Even more unfortunately - trouble usually comes in threes, as they say. One kind of "debt" usually brings along or is a strong indicator that the other two are present as well. TechDebt accumulates because the team doesn't have solid processes for code quality review and/or because there is lacking a strong social contract between the PO and the team to communicate and understand the importance of technical refactoring.
What can teams do about it?!
An old mentor of mine used to say:
Sometimes we need to slow down in order to go faster!
Analogously to the consumer debt example above - when the situation gets intolerable, it is the best to:
- pause,
- ask for help,
- forego what's non-essential,
- come up with a realistic plan to pay off the debt,
- stick to the plan.
In the fictitious example from the Unicorn Project, the leadership of the company institutes a 1-month feature freeze to allow the teams to fix their bugs and build their CI/CD infrastructure.
In real-world scenarios and working with actual teams, we've created TechDebt and Chores user stories or tasks in the backlog and co-mingled them with the Feature stories. Each iteration, we'd pick a certain percentage of Feature and TechDebt/Chore user stories. In the first couple of iterations, the ratio was close to 40% - 60%, until we rebuilt the team Working Agreement and recreated some of the foundational practices. Gradually, over the next several iterations (a couple of months), we gradually tilted this ratio to 60%-40%, 80%-20%, and 90%-10%.
TechDebt and ProcessDebt may be painful and hard to burn down. However, SocialDebt if not addressed early, may become irreversible and irreparable. Bad code can't go anywhere, but people with hurt feelings have options - they'd rather move on than put up with a toxic team environment. Bugs and spaghetti code can be fixed, retested and forgotten about it, but humans tend to retain the bad memories from the past. Human minds are wired to remember the negative experiences a lot longer than the positive experiences.

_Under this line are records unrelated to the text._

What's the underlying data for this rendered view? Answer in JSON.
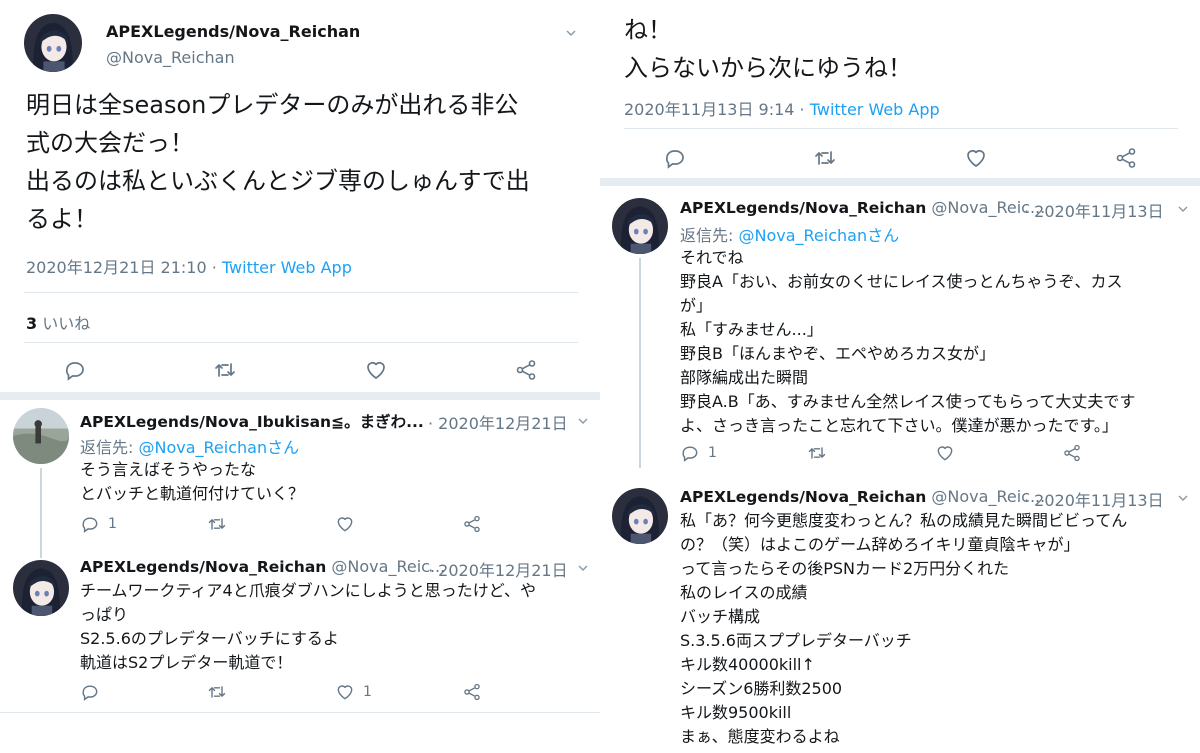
{
  "left": {
    "main": {
      "name": "APEXLegends/Nova_Reichan",
      "handle": "@Nova_Reichan",
      "text": "明日は全seasonプレデターのみが出れる非公\n式の大会だっ！\n出るのは私といぶくんとジブ専のしゅんすで出\nるよ！",
      "date": "2020年12月21日 21:10",
      "source_sep": " · ",
      "source": "Twitter Web App",
      "like_count": "3",
      "like_label": "いいね"
    },
    "reply1": {
      "name": "APEXLegends/Nova_Ibukisan≦。まぎわ...",
      "date": "· 2020年12月21日",
      "reply_prefix": "返信先: ",
      "reply_to": "@Nova_Reichanさん",
      "text": "そう言えばそうやったな\nとバッチと軌道何付けていく？",
      "reply_count": "1"
    },
    "reply2": {
      "name": "APEXLegends/Nova_Reichan",
      "handle": "@Nova_Reic...",
      "date": "· 2020年12月21日",
      "text": "チームワークティア4と爪痕ダブハンにしようと思ったけど、や\nっぱり\nS2.5.6のプレデターバッチにするよ\n軌道はS2プレデター軌道で！",
      "like_count": "1"
    }
  },
  "right": {
    "top": {
      "text": "ね！\n入らないから次にゆうね！",
      "date": "2020年11月13日 9:14",
      "source_sep": " · ",
      "source": "Twitter Web App"
    },
    "reply1": {
      "name": "APEXLegends/Nova_Reichan",
      "handle": "@Nova_Reic...",
      "date": "· 2020年11月13日",
      "reply_prefix": "返信先: ",
      "reply_to": "@Nova_Reichanさん",
      "text": "それでね\n野良A「おい、お前女のくせにレイス使っとんちゃうぞ、カス\nが」\n私「すみません...」\n野良B「ほんまやぞ、エペやめろカス女が」\n部隊編成出た瞬間\n野良A.B「あ、すみません全然レイス使ってもらって大丈夫です\nよ、さっき言ったこと忘れて下さい。僕達が悪かったです。」",
      "reply_count": "1"
    },
    "reply2": {
      "name": "APEXLegends/Nova_Reichan",
      "handle": "@Nova_Reic...",
      "date": "· 2020年11月13日",
      "text": "私「あ？何今更態度変わっとん？私の成績見た瞬間ビビってん\nの？（笑）はよこのゲーム辞めろイキリ童貞陰キャが」\nって言ったらその後PSNカード2万円分くれた\n私のレイスの成績\nバッチ構成\nS.3.5.6両スププレデターバッチ\nキル数40000kill↑\nシーズン6勝利数2500\nキル数9500kill\nまぁ、態度変わるよね"
    }
  },
  "colors": {
    "accent": "#1da1f2",
    "muted": "#657786",
    "text": "#14171a",
    "divider": "#e1e8ed"
  },
  "icons": [
    "avatar-anime-girl",
    "avatar-landscape",
    "reply-icon",
    "retweet-icon",
    "like-icon",
    "share-icon",
    "chevron-down-icon"
  ]
}
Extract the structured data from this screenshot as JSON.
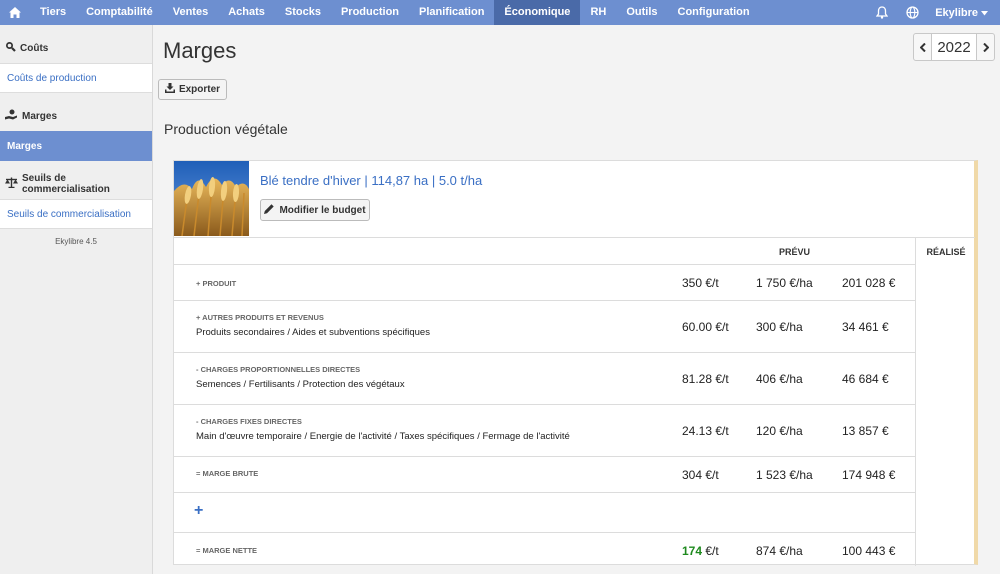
{
  "nav": {
    "items": [
      {
        "label": "Tiers",
        "active": false
      },
      {
        "label": "Comptabilité",
        "active": false
      },
      {
        "label": "Ventes",
        "active": false
      },
      {
        "label": "Achats",
        "active": false
      },
      {
        "label": "Stocks",
        "active": false
      },
      {
        "label": "Production",
        "active": false
      },
      {
        "label": "Planification",
        "active": false
      },
      {
        "label": "Économique",
        "active": true
      },
      {
        "label": "RH",
        "active": false
      },
      {
        "label": "Outils",
        "active": false
      },
      {
        "label": "Configuration",
        "active": false
      }
    ],
    "user": "Ekylibre",
    "accent": "#6d8fd0",
    "active_bg": "#4a6aa8"
  },
  "sidebar": {
    "sections": [
      {
        "heading": "Coûts",
        "icon": "search-icon",
        "link": "Coûts de production",
        "active": false
      },
      {
        "heading": "Marges",
        "icon": "hand-coin-icon",
        "link": "Marges",
        "active": true
      },
      {
        "heading": "Seuils de commercialisation",
        "icon": "scale-icon",
        "link": "Seuils de commercialisation",
        "active": false
      }
    ],
    "version": "Ekylibre 4.5"
  },
  "main": {
    "title": "Marges",
    "year": "2022",
    "export_label": "Exporter",
    "section_title": "Production végétale",
    "crop": {
      "title": "Blé tendre d'hiver | 114,87 ha | 5.0 t/ha",
      "budget_label": "Modifier le budget"
    },
    "table": {
      "prevu_header": "PRÉVU",
      "realise_header": "RÉALISÉ",
      "rows": [
        {
          "category": "+ Produit",
          "desc": "",
          "v1": "350",
          "v1_unit": " €/t",
          "v2": "1 750 €/ha",
          "v3": "201 028 €"
        },
        {
          "category": "+ Autres produits et revenus",
          "desc": "Produits secondaires / Aides et subventions spécifiques",
          "v1": "60.00",
          "v1_unit": " €/t",
          "v2": "300 €/ha",
          "v3": "34 461 €"
        },
        {
          "category": "- Charges proportionnelles directes",
          "desc": "Semences / Fertilisants / Protection des végétaux",
          "v1": "81.28",
          "v1_unit": " €/t",
          "v2": "406 €/ha",
          "v3": "46 684 €"
        },
        {
          "category": "- Charges fixes directes",
          "desc": "Main d'œuvre temporaire / Energie de l'activité / Taxes spécifiques / Fermage de l'activité",
          "v1": "24.13",
          "v1_unit": " €/t",
          "v2": "120 €/ha",
          "v3": "13 857 €"
        },
        {
          "category": "= Marge brute",
          "desc": "",
          "v1": "304",
          "v1_unit": " €/t",
          "v2": "1 523 €/ha",
          "v3": "174 948 €"
        },
        {
          "category": "= Marge nette",
          "desc": "",
          "v1": "174",
          "v1_unit": " €/t",
          "v2": "874 €/ha",
          "v3": "100 443 €"
        }
      ],
      "add_symbol": "+"
    }
  }
}
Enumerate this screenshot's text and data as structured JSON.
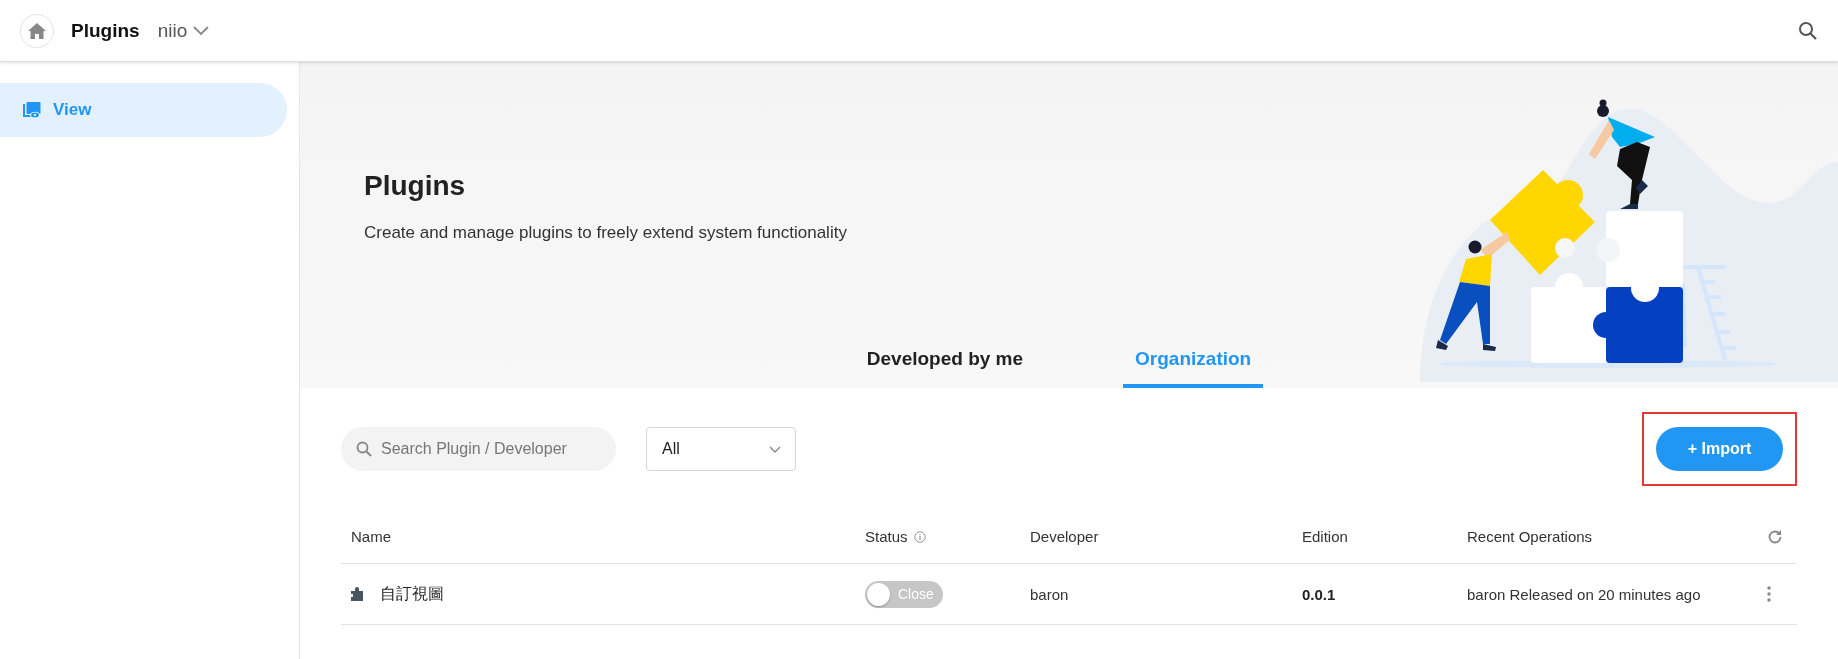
{
  "header": {
    "title": "Plugins",
    "workspace": "niio"
  },
  "sidebar": {
    "items": [
      {
        "label": "View",
        "selected": true
      }
    ]
  },
  "hero": {
    "title": "Plugins",
    "subtitle": "Create and manage plugins to freely extend system functionality"
  },
  "tabs": [
    {
      "label": "Developed by me",
      "selected": false
    },
    {
      "label": "Organization",
      "selected": true
    }
  ],
  "toolbar": {
    "search": {
      "placeholder": "Search Plugin / Developer"
    },
    "filter": {
      "value": "All"
    },
    "import_button": {
      "label": "+ Import",
      "highlighted": true
    }
  },
  "table": {
    "columns": [
      {
        "label": "Name",
        "info": false
      },
      {
        "label": "Status",
        "info": true
      },
      {
        "label": "Developer",
        "info": false
      },
      {
        "label": "Edition",
        "info": false
      },
      {
        "label": "Recent Operations",
        "info": false
      }
    ],
    "rows": [
      {
        "name": "自訂視圖",
        "status": {
          "on": false,
          "label": "Close"
        },
        "developer": "baron",
        "edition": "0.0.1",
        "recent_operations": "baron Released on 20 minutes ago"
      }
    ]
  }
}
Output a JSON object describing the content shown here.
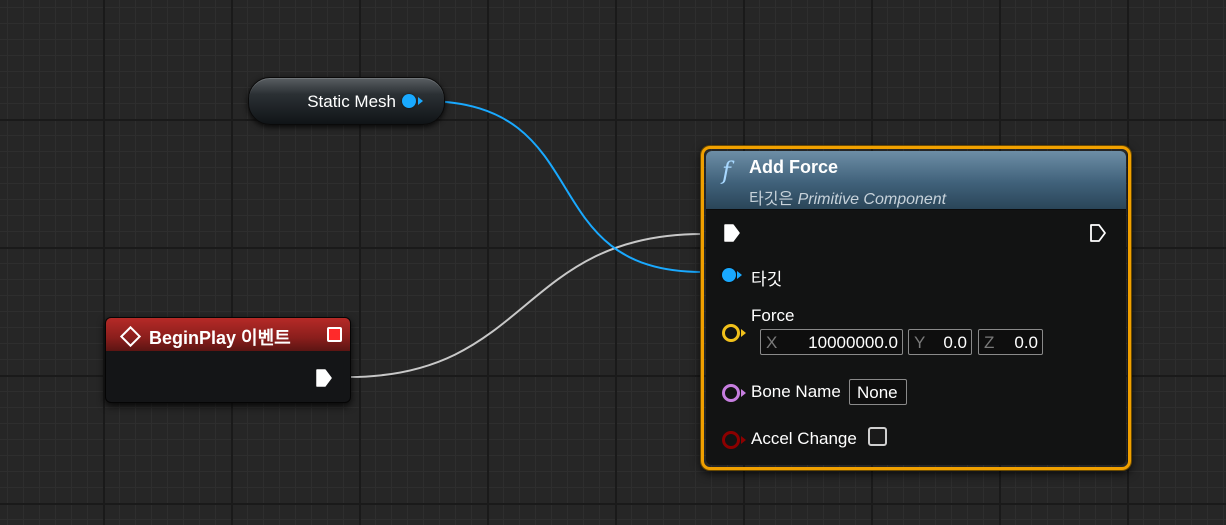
{
  "variable_node": {
    "label": "Static Mesh",
    "pin_color": "#19a9ff"
  },
  "event_node": {
    "title": "BeginPlay 이벤트",
    "header_color": "#9e2422",
    "icon": "event-diamond-icon"
  },
  "function_node": {
    "icon": "function-icon",
    "icon_glyph": "f",
    "title": "Add Force",
    "subtitle_prefix": "타깃은",
    "subtitle_target": "Primitive Component",
    "border_color": "#f0a000",
    "pins": {
      "target_label": "타깃",
      "force_label": "Force",
      "force": {
        "x_axis": "X",
        "x_value": "10000000.0",
        "y_axis": "Y",
        "y_value": "0.0",
        "z_axis": "Z",
        "z_value": "0.0"
      },
      "bone_name_label": "Bone Name",
      "bone_name_value": "None",
      "accel_change_label": "Accel Change",
      "accel_change_checked": false
    }
  },
  "colors": {
    "object_pin": "#19a9ff",
    "vector_pin": "#f1c11b",
    "name_pin": "#c77ee0",
    "bool_pin": "#8c0000",
    "exec_pin": "#ffffff",
    "object_wire": "#19a9ff",
    "exec_wire": "#c8c8c8"
  }
}
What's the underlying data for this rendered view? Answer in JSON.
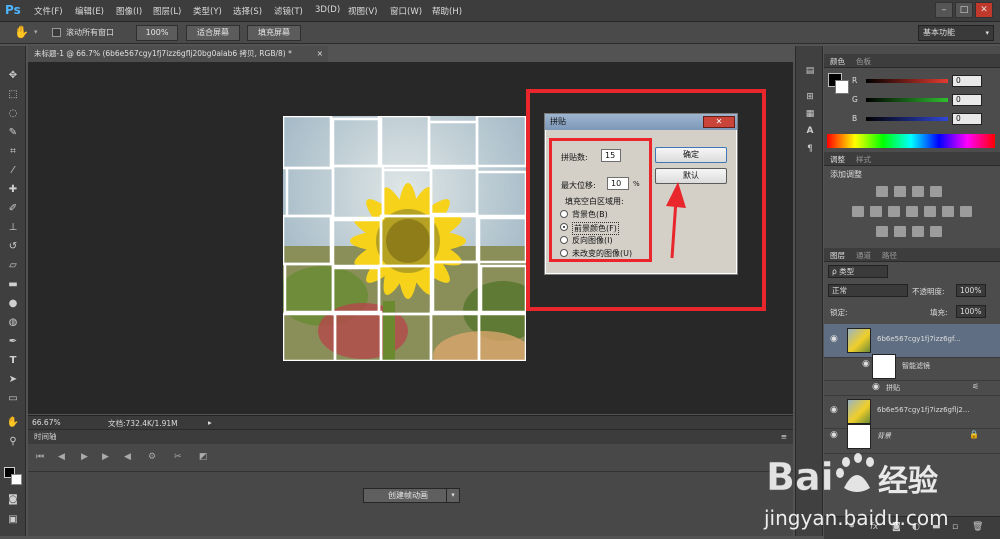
{
  "app": {
    "logo": "Ps"
  },
  "menu": [
    "文件(F)",
    "编辑(E)",
    "图像(I)",
    "图层(L)",
    "类型(Y)",
    "选择(S)",
    "滤镜(T)",
    "3D(D)",
    "视图(V)",
    "窗口(W)",
    "帮助(H)"
  ],
  "options": {
    "scroll_all_label": "滚动所有窗口",
    "zoom_100": "100%",
    "fit_screen": "适合屏幕",
    "fill_screen": "填充屏幕",
    "workspace": "基本功能"
  },
  "document": {
    "tab_title": "未标题-1 @ 66.7% (6b6e567cgy1fj7izz6gflj20bg0alab6 拷贝, RGB/8) *",
    "zoom": "66.67%",
    "doc_info": "文档:732.4K/1.91M"
  },
  "timeline": {
    "title": "时间轴",
    "create_button": "创建帧动画"
  },
  "color_panel": {
    "tabs": [
      "颜色",
      "色板"
    ],
    "channels": [
      {
        "label": "R",
        "value": "0",
        "color": "#e53b2f"
      },
      {
        "label": "G",
        "value": "0",
        "color": "#2fc030"
      },
      {
        "label": "B",
        "value": "0",
        "color": "#3048d8"
      }
    ]
  },
  "adjust_panel": {
    "tabs": [
      "调整",
      "样式"
    ],
    "heading": "添加调整"
  },
  "layers_panel": {
    "tabs": [
      "图层",
      "通道",
      "路径"
    ],
    "filter_kind": "ρ 类型",
    "blend_mode": "正常",
    "opacity_label": "不透明度:",
    "opacity_value": "100%",
    "lock_label": "锁定:",
    "fill_label": "填充:",
    "fill_value": "100%",
    "layers": [
      {
        "name": "6b6e567cgy1fj7izz6gf...",
        "type": "smart"
      },
      {
        "name": "智能滤镜",
        "type": "filter-mask"
      },
      {
        "name": "拼贴",
        "type": "filter"
      },
      {
        "name": "6b6e567cgy1fj7izz6gflj2...",
        "type": "image"
      },
      {
        "name": "背景",
        "type": "background"
      }
    ]
  },
  "dialog": {
    "title": "拼贴",
    "tiles_label": "拼贴数:",
    "tiles_value": "15",
    "offset_label": "最大位移:",
    "offset_value": "10",
    "offset_unit": "%",
    "group_label": "填充空白区域用:",
    "options": [
      {
        "label": "背景色(B)",
        "selected": false
      },
      {
        "label": "前景颜色(F)",
        "selected": true
      },
      {
        "label": "反向图像(I)",
        "selected": false
      },
      {
        "label": "未改变的图像(U)",
        "selected": false
      }
    ],
    "ok_button": "确定",
    "default_button": "默认"
  },
  "watermark": {
    "brand": "Bai",
    "brand2": "经验",
    "url": "jingyan.baidu.com"
  }
}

There is an old adage in couples therapy that for each bad word, a partner must say 5 good things about their partner. The same applies to teams and team dynamics - it takes sustained, focussed, and usually externally-facilitated effort to rebuild a dysfunctional team. Unless the team leadership invests in effective coaching, the only practical resolution often is organic attrition.
To rephrase my opening statement:
Good Agile teams manage their TechDebt, great Agile teams watch out for Social, Process, and TechDebt and never let it pile up.